7 Miami leaders to know on Women’s Equality Day. Here’s how they changed the city
Miami is known for pioneers. And that includes the women who helped found the city, save the Everglades and run some of the most notable institutions.
Miami-Dade County’s first female mayor. The city’s founding mother. A pioneering prosecutor. The primary defender of the Everglades. A civil rights leader. The general manager of the Miami Marlins. The president of Miami Dade College.
Thursday, Aug. 26, is Women’s Equality Day, commemorating the anniversary of women earning the right to vote in 1920. And while we take a moment to recognize the historical significance of the day, we should also salute all of the women leaders of Miami.
They include:
▪ Miami-Dade County Mayor Daniella Levine Cava: She was elected Miami-Dade mayor in November, the first woman to win the office and the victor in a campaign that upended the power of demographics in favor of partisan loyalty in a county where Democrats vastly outnumber Republicans. She’s the first candidate without Hispanic roots to win a county mayoral race since the early 1990s and the first Democrat since 2000. “Tonight with humility and gratitude I am honored to stand before you as the first female mayor of Miami-Dade County,” she said on Election Night. “Miami-Dade’s glass ceiling has been shattered.”
▪ Everglades savior Marjory Stoneman Douglas: She was the pioneering environmentalist and the most ardent and eloquent champion of the Florida Everglades. Douglas, daughter of the Miami Herald’s founding editor, Frank Stoneman, had lived in Miami since 1915 and was present at the dedication of Everglades National Park in 1947. She was the author of “The Everglades: River of Grass,” published the same year.
▪ Miami founder Julia Tuttle: No woman voted in Miami’s 1896 election. Women were not allowed to vote in the United States until 1920. Ironically, Julia Tuttle acquired the land on which the original Miami was built and convinced Henry Flagler to extend his railroad to South Florida. Known as “the mother of Miami,” Julia Tuttle was the first woman to start a major city in the USA.
▪ Former state attorney and attorney general Janet Reno: She was a prosecutor, a politician and a pioneer — a brainy South Floridian who grew up barefoot among peacocks and alligators and rose to the highest levels of government as the nation’s first female attorney general. Reno served as Miami-Dade state attorney for 15 years — establishing a Drug Court that became a national model — and worked briefly in private practice before President Bill Clinton called in 1993.
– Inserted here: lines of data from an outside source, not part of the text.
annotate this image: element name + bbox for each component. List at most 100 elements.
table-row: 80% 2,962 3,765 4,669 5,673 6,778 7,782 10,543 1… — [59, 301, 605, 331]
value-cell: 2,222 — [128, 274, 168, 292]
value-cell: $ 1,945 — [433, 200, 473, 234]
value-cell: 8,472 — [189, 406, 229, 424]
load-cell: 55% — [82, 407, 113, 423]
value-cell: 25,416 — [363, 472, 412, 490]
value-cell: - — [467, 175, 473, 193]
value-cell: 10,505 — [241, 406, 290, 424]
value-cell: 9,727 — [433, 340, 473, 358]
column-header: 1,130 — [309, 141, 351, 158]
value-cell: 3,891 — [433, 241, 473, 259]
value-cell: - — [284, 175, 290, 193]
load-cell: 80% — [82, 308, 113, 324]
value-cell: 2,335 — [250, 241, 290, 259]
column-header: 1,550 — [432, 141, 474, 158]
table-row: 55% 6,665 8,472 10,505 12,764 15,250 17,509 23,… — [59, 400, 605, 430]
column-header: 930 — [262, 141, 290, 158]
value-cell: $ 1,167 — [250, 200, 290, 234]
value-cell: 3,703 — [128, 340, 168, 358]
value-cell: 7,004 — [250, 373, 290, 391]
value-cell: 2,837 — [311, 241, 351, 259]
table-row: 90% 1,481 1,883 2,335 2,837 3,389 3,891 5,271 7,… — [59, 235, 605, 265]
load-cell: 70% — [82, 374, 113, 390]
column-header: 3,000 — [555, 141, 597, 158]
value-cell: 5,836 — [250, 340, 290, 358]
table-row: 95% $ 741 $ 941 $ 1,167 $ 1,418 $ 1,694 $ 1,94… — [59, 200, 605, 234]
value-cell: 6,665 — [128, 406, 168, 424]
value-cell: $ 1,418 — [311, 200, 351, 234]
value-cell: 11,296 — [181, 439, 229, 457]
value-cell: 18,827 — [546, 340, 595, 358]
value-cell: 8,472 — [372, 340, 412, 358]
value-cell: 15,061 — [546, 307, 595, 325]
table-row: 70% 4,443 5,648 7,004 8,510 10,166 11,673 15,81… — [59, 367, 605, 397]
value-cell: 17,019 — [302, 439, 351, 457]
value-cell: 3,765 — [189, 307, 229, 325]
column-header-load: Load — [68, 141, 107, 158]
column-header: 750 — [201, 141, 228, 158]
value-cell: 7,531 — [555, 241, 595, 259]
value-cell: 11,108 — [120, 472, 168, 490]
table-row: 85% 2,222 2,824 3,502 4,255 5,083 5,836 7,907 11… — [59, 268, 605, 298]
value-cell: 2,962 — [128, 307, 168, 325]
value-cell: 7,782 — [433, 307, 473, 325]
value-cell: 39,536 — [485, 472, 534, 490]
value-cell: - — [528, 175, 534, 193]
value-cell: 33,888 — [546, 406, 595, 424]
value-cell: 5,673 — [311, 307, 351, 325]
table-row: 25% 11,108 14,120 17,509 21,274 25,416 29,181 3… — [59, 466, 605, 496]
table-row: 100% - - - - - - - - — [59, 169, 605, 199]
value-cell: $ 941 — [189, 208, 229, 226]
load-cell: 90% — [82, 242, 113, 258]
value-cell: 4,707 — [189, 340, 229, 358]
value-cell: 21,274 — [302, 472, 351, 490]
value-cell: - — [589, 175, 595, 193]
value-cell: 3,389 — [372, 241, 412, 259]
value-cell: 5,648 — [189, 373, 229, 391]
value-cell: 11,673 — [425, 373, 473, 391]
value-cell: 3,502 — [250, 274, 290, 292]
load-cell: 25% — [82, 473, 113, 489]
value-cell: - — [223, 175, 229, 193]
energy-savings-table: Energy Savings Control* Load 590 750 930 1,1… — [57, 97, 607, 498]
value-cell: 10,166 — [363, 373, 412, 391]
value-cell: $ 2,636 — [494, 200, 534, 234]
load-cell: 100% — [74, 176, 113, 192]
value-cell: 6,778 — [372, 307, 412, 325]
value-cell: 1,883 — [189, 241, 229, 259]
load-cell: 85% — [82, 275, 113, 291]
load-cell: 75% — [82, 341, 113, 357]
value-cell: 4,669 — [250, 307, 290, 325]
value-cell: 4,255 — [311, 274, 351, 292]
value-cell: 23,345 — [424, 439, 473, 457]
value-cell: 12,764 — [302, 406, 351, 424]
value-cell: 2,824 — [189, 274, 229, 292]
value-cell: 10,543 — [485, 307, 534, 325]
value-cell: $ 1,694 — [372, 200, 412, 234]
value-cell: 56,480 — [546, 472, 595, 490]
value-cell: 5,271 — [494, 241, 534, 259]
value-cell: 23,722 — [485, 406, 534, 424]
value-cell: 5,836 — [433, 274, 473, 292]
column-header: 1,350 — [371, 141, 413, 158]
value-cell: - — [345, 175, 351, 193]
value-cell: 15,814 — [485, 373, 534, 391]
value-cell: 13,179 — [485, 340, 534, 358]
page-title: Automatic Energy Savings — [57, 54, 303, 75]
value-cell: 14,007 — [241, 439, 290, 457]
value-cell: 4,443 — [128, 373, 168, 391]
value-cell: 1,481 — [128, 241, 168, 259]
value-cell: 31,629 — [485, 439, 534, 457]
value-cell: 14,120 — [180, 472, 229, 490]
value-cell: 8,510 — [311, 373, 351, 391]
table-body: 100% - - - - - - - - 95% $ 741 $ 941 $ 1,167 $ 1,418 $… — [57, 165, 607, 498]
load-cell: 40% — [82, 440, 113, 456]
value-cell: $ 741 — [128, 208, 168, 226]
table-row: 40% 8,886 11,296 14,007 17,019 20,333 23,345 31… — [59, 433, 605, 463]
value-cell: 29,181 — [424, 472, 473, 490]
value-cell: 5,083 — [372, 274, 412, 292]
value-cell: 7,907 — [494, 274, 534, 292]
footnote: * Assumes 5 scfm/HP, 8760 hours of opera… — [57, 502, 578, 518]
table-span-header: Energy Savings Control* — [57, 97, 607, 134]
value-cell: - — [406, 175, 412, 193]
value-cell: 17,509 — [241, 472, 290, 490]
▪ Civil rights activist Thelma Gibson: She was the first Black Assistant Supervisor of Nursing in the Dade County Health Department, the founder of the first Miami-Dade’s Women’s Chamber of Commerce, the founder and first president of the Theodore Roosevelt Gibson Memorial Fund, and also briefly served on the Miami City Commission. In 1967, she married Father Theodore Gibson who, to this day, she credits with teaching her the importance of owning property, business and politics. “I tried to do the best I could in a community I love,” she told the Miami Herald earlier this year.
▪ Marlins baseball executive Kim Ng: The Miami Marlins formally introduced Ng as their general manager in November in a historic, if not long overdue, moment in Major League Baseball history. Ng is the highest-ranking woman in baseball operations among MLB’s 30 teams, the first to be given the chance to run a team. “I was not the kid that was always going to follow with the rest of the group,” she said at the announcement. “That was not me. I was going to do my own thing and I didn’t care what people said. I was just going to do it. And that followed me through my professional career.”
▪ Miami Dade College President Madeline Pumariega: The Hialeah native who attended Miami Dade College, played and coached basketball there, became a professor and rose through the ranks to be a campus president, was chosen in January as her alma mater’s next president, becoming the first female president of the nation’s largest college. “Because only could a daughter of Cuban immigrants dream today to be back at her alma mater, where she started as a basketball player, to lead Miami Dade College,” Pumariega said at the time.
The information above was compiled from Miami Herald archives.